Bart Somers: Zusammen leben (2): Selbstbild und Inklusion

multikultur(Fortsetzung zu Bart Somers Buch “Zusammen leben“)

Oberstes Prinzip: Inklusion.

Belgien, so Somers, schneidet in dieser Hinsicht im europäischen Vergleich besonders schlecht ab.

Nicht (mehr) so jedoch Mechelen.

Das beginnt beim Selbstbild der Stadt.

“Wir, das ist schon lange keine ‘weiße’, monokulturelle Gesellschaft mehr. Flandern ist farbig.”

Und geht weiter damit, dass man sich den Problemen stellt – sie nicht unter den Tisch kehrt.

“Diese Verschiedenartigkeit ist nicht nur angenehm, sondern sorgt ebenso oft für Missverständnisse, Irritationen, Unannehmlichkeiten und Ärger. Wer so tut, als sei das Zusammenleben in der Diversität das reinste Vergnügen, war nie ein Teil davon: Sie ist unsere Herausforderung, so wie jede Generation vor Herausforderungen steht. Aber mehr noch ist sie eine Realität, die man nicht wegzaubert. Man muss daran arbeiten.”

Wir alle müssen uns heute in eine super-divers gewordene Welt integrieren. Gemeinsam.

Das geht nicht, wenn wir – die “Weißen” ebenso wie die Einwanderer – uns identitär einigeln; wenn wir unsere Rechte und unsere Regeln zu behaupten versuchen im Blick auf unsere Vorväter und Traditionen, ohne Rücksicht auf die Notwendigkeiten des kooperativen Zusammenlebens hier und heute.

Es gibt kein Zurück.

Alle Forderungen, die wir an die anderen richten, richten wir auch an uns selbst.

Liberalismus, so sagt Somers, der Liberale, sei selbst keine Lebensweise, sondern bestehe im Tolerieren von verschiedenen Lebensweisen.

Das identitäre Denken, das Gruppendenken hingegen polarisiere und spalte. Desintegriere.

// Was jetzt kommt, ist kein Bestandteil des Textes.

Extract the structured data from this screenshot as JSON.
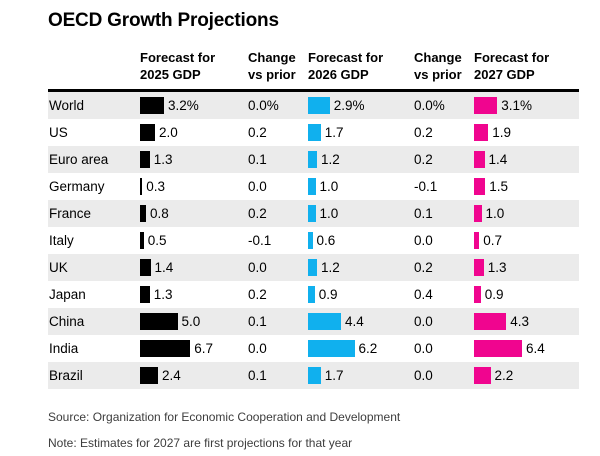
{
  "title": "OECD Growth Projections",
  "colors": {
    "bar_2025": "#000000",
    "bar_2026": "#10b0ee",
    "bar_2027": "#f0058f",
    "row_stripe": "#ebebeb",
    "footer_text": "#3d3d3d"
  },
  "header": {
    "columns": [
      {
        "line1": "Forecast for",
        "line2": "2025 GDP"
      },
      {
        "line1": "Change",
        "line2": "vs prior"
      },
      {
        "line1": "Forecast for",
        "line2": "2026 GDP"
      },
      {
        "line1": "Change",
        "line2": "vs prior"
      },
      {
        "line1": "Forecast for",
        "line2": "2027 GDP"
      }
    ]
  },
  "chart_data": {
    "type": "bar",
    "title": "OECD Growth Projections",
    "categories": [
      "World",
      "US",
      "Euro area",
      "Germany",
      "France",
      "Italy",
      "UK",
      "Japan",
      "China",
      "India",
      "Brazil"
    ],
    "unit": "percent GDP growth",
    "xlim": [
      0,
      7
    ],
    "series": [
      {
        "name": "Forecast for 2025 GDP",
        "kind": "bar",
        "color": "#000000",
        "values": [
          3.2,
          2.0,
          1.3,
          0.3,
          0.8,
          0.5,
          1.4,
          1.3,
          5.0,
          6.7,
          2.4
        ],
        "labels": [
          "3.2%",
          "2.0",
          "1.3",
          "0.3",
          "0.8",
          "0.5",
          "1.4",
          "1.3",
          "5.0",
          "6.7",
          "2.4"
        ]
      },
      {
        "name": "Change vs prior (2025)",
        "kind": "text",
        "values": [
          0.0,
          0.2,
          0.1,
          0.0,
          0.2,
          -0.1,
          0.0,
          0.2,
          0.1,
          0.0,
          0.1
        ],
        "labels": [
          "0.0%",
          "0.2",
          "0.1",
          "0.0",
          "0.2",
          "-0.1",
          "0.0",
          "0.2",
          "0.1",
          "0.0",
          "0.1"
        ]
      },
      {
        "name": "Forecast for 2026 GDP",
        "kind": "bar",
        "color": "#10b0ee",
        "values": [
          2.9,
          1.7,
          1.2,
          1.0,
          1.0,
          0.6,
          1.2,
          0.9,
          4.4,
          6.2,
          1.7
        ],
        "labels": [
          "2.9%",
          "1.7",
          "1.2",
          "1.0",
          "1.0",
          "0.6",
          "1.2",
          "0.9",
          "4.4",
          "6.2",
          "1.7"
        ]
      },
      {
        "name": "Change vs prior (2026)",
        "kind": "text",
        "values": [
          0.0,
          0.2,
          0.2,
          -0.1,
          0.1,
          0.0,
          0.2,
          0.4,
          0.0,
          0.0,
          0.0
        ],
        "labels": [
          "0.0%",
          "0.2",
          "0.2",
          "-0.1",
          "0.1",
          "0.0",
          "0.2",
          "0.4",
          "0.0",
          "0.0",
          "0.0"
        ]
      },
      {
        "name": "Forecast for 2027 GDP",
        "kind": "bar",
        "color": "#f0058f",
        "values": [
          3.1,
          1.9,
          1.4,
          1.5,
          1.0,
          0.7,
          1.3,
          0.9,
          4.3,
          6.4,
          2.2
        ],
        "labels": [
          "3.1%",
          "1.9",
          "1.4",
          "1.5",
          "1.0",
          "0.7",
          "1.3",
          "0.9",
          "4.3",
          "6.4",
          "2.2"
        ]
      }
    ]
  },
  "footer": {
    "source": "Source: Organization for Economic Cooperation and Development",
    "note": "Note: Estimates for 2027 are first projections for that year"
  }
}
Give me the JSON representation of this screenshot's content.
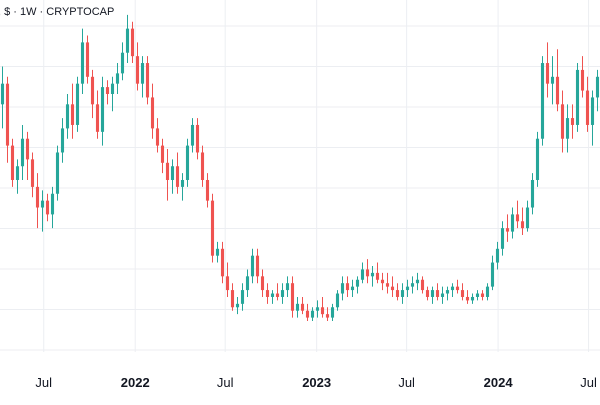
{
  "chart_data": {
    "type": "candlestick",
    "title": ", $ · 1W · CRYPTOCAP",
    "xlabel": "",
    "ylabel": "",
    "grid": true,
    "legend": "none",
    "colors": {
      "up": "#26a69a",
      "down": "#ef5350",
      "grid": "#eceef2",
      "text": "#131722"
    },
    "x_tick_labels": [
      {
        "label": "Jul",
        "date": "2021-07-01",
        "bold": false
      },
      {
        "label": "2022",
        "date": "2022-01-01",
        "bold": true
      },
      {
        "label": "Jul",
        "date": "2022-07-01",
        "bold": false
      },
      {
        "label": "2023",
        "date": "2023-01-01",
        "bold": true
      },
      {
        "label": "Jul",
        "date": "2023-07-01",
        "bold": false
      },
      {
        "label": "2024",
        "date": "2024-01-01",
        "bold": true
      },
      {
        "label": "Jul",
        "date": "2024-07-01",
        "bold": false
      }
    ],
    "xlim": [
      "2021-04-04",
      "2024-07-24"
    ],
    "ylim": [
      0,
      100
    ],
    "ohlc_note": "relative price level 0-100 (no price scale visible)",
    "series": [
      {
        "candles": [
          [
            72,
            83,
            65,
            78
          ],
          [
            78,
            80,
            55,
            60
          ],
          [
            60,
            62,
            48,
            50
          ],
          [
            50,
            56,
            46,
            54
          ],
          [
            54,
            66,
            50,
            62
          ],
          [
            62,
            64,
            50,
            56
          ],
          [
            56,
            58,
            45,
            48
          ],
          [
            48,
            52,
            36,
            42
          ],
          [
            42,
            47,
            35,
            44
          ],
          [
            44,
            46,
            38,
            40
          ],
          [
            40,
            48,
            36,
            46
          ],
          [
            46,
            60,
            44,
            58
          ],
          [
            58,
            68,
            55,
            65
          ],
          [
            65,
            75,
            62,
            72
          ],
          [
            72,
            78,
            62,
            66
          ],
          [
            66,
            80,
            64,
            78
          ],
          [
            78,
            94,
            75,
            90
          ],
          [
            90,
            92,
            78,
            80
          ],
          [
            80,
            82,
            68,
            72
          ],
          [
            72,
            76,
            62,
            64
          ],
          [
            64,
            80,
            60,
            77
          ],
          [
            77,
            79,
            72,
            75
          ],
          [
            75,
            80,
            70,
            78
          ],
          [
            78,
            84,
            75,
            81
          ],
          [
            81,
            90,
            79,
            87
          ],
          [
            87,
            98,
            84,
            94
          ],
          [
            94,
            96,
            84,
            86
          ],
          [
            86,
            90,
            76,
            78
          ],
          [
            78,
            86,
            74,
            84
          ],
          [
            84,
            86,
            72,
            74
          ],
          [
            74,
            78,
            62,
            65
          ],
          [
            65,
            68,
            58,
            60
          ],
          [
            60,
            62,
            52,
            55
          ],
          [
            55,
            59,
            44,
            50
          ],
          [
            50,
            56,
            46,
            54
          ],
          [
            54,
            58,
            46,
            48
          ],
          [
            48,
            52,
            44,
            50
          ],
          [
            50,
            62,
            48,
            60
          ],
          [
            60,
            68,
            58,
            66
          ],
          [
            66,
            68,
            56,
            58
          ],
          [
            58,
            60,
            48,
            50
          ],
          [
            50,
            52,
            42,
            44
          ],
          [
            44,
            46,
            26,
            28
          ],
          [
            28,
            32,
            26,
            30
          ],
          [
            30,
            32,
            20,
            22
          ],
          [
            22,
            26,
            16,
            18
          ],
          [
            18,
            20,
            12,
            13
          ],
          [
            13,
            16,
            11,
            14
          ],
          [
            14,
            20,
            12,
            18
          ],
          [
            18,
            24,
            16,
            22
          ],
          [
            22,
            30,
            20,
            28
          ],
          [
            28,
            30,
            20,
            22
          ],
          [
            22,
            24,
            16,
            18
          ],
          [
            18,
            20,
            14,
            16
          ],
          [
            16,
            18,
            14,
            17
          ],
          [
            17,
            20,
            15,
            16
          ],
          [
            16,
            20,
            14,
            18
          ],
          [
            18,
            22,
            16,
            20
          ],
          [
            20,
            22,
            10,
            12
          ],
          [
            12,
            16,
            10,
            14
          ],
          [
            14,
            16,
            11,
            12
          ],
          [
            12,
            14,
            9,
            10
          ],
          [
            10,
            13,
            9,
            12
          ],
          [
            12,
            15,
            10,
            13
          ],
          [
            13,
            16,
            10,
            11
          ],
          [
            11,
            13,
            9,
            10
          ],
          [
            10,
            14,
            9,
            13
          ],
          [
            13,
            18,
            12,
            17
          ],
          [
            17,
            22,
            15,
            20
          ],
          [
            20,
            22,
            16,
            18
          ],
          [
            18,
            21,
            16,
            19
          ],
          [
            19,
            22,
            17,
            21
          ],
          [
            21,
            26,
            20,
            24
          ],
          [
            24,
            27,
            20,
            22
          ],
          [
            22,
            25,
            19,
            23
          ],
          [
            23,
            26,
            20,
            21
          ],
          [
            21,
            23,
            18,
            20
          ],
          [
            20,
            23,
            17,
            19
          ],
          [
            19,
            22,
            16,
            18
          ],
          [
            18,
            20,
            15,
            16
          ],
          [
            16,
            20,
            14,
            18
          ],
          [
            18,
            21,
            16,
            19
          ],
          [
            19,
            22,
            17,
            20
          ],
          [
            20,
            23,
            18,
            21
          ],
          [
            21,
            22,
            17,
            18
          ],
          [
            18,
            19,
            15,
            16
          ],
          [
            16,
            19,
            14,
            18
          ],
          [
            18,
            20,
            15,
            16
          ],
          [
            16,
            19,
            14,
            17
          ],
          [
            17,
            19,
            15,
            18
          ],
          [
            18,
            20,
            16,
            19
          ],
          [
            19,
            21,
            17,
            18
          ],
          [
            18,
            20,
            15,
            16
          ],
          [
            16,
            18,
            14,
            15
          ],
          [
            15,
            17,
            14,
            16
          ],
          [
            16,
            18,
            15,
            17
          ],
          [
            17,
            18,
            15,
            16
          ],
          [
            16,
            20,
            15,
            19
          ],
          [
            19,
            28,
            18,
            26
          ],
          [
            26,
            32,
            24,
            30
          ],
          [
            30,
            38,
            28,
            36
          ],
          [
            36,
            40,
            32,
            35
          ],
          [
            35,
            42,
            33,
            40
          ],
          [
            40,
            44,
            36,
            38
          ],
          [
            38,
            42,
            34,
            36
          ],
          [
            36,
            44,
            35,
            42
          ],
          [
            42,
            52,
            40,
            50
          ],
          [
            50,
            64,
            48,
            62
          ],
          [
            62,
            86,
            60,
            84
          ],
          [
            84,
            90,
            74,
            78
          ],
          [
            78,
            86,
            72,
            80
          ],
          [
            80,
            88,
            70,
            72
          ],
          [
            72,
            76,
            58,
            62
          ],
          [
            62,
            72,
            58,
            68
          ],
          [
            68,
            72,
            62,
            66
          ],
          [
            66,
            84,
            64,
            82
          ],
          [
            82,
            86,
            74,
            76
          ],
          [
            76,
            80,
            64,
            66
          ],
          [
            66,
            76,
            60,
            74
          ],
          [
            74,
            82,
            70,
            80
          ]
        ]
      }
    ]
  }
}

Bart Somers wendet sich hier auch gegen das linke Gruppendenken.

Erstens geht es in die Falle der Auffälligkeit. Geschlossene Gruppen repräsentieren nur den anderen auffallende Minderheiten, nicht die Mehrheit derer, die man voreilig dazuzählen möchte.

Zweitens: Es

bietet Menschen außerdem zuhauf Entschuldigungen des eigenen Versagens.

Es enthebt von der eigenen Verantwortung, denn in einer rassistischen Gesellschaft bekommt man kein schlechtes Zeugnis, weil man nicht genügend gelernt hat, sondern weil der Lehrer Vorurteile hat.

Der andere trägt die Schuld an allem, was schiefläuft.

Denen, die trotzdem etwas aus sich machen wollen, nimmt es die Hoffnung, und es fördert den Fatalismus.

Kann und darf man denn den Vorfahren nicht entkommen? – fragt Somers.

Das rechte wie das linke Gruppendenken sei ein Anschlag auf die Freiheit der Menschen, sich ihre Identität selbst zu basteln und sie selbst zu definieren.

Somers zieht die politische Konsequenz:

“Daher kann ich mich nicht für eine Emanzipationsstrategie erwärmen, die auf Selbstorganisation setzt.”

Die setzt auf die Dominanz der Unterscheidung, konzentriert die Energie auf die Distanzierung, auf das WIR gegen SIE. Man definiert sich GEGEN die anderen.

Inklusiv ist hingegen eine Identität, die keine Mauer um sich hochzieht; die offen ist, so dass auch andere Menschen hineinpassen – “Fremde”.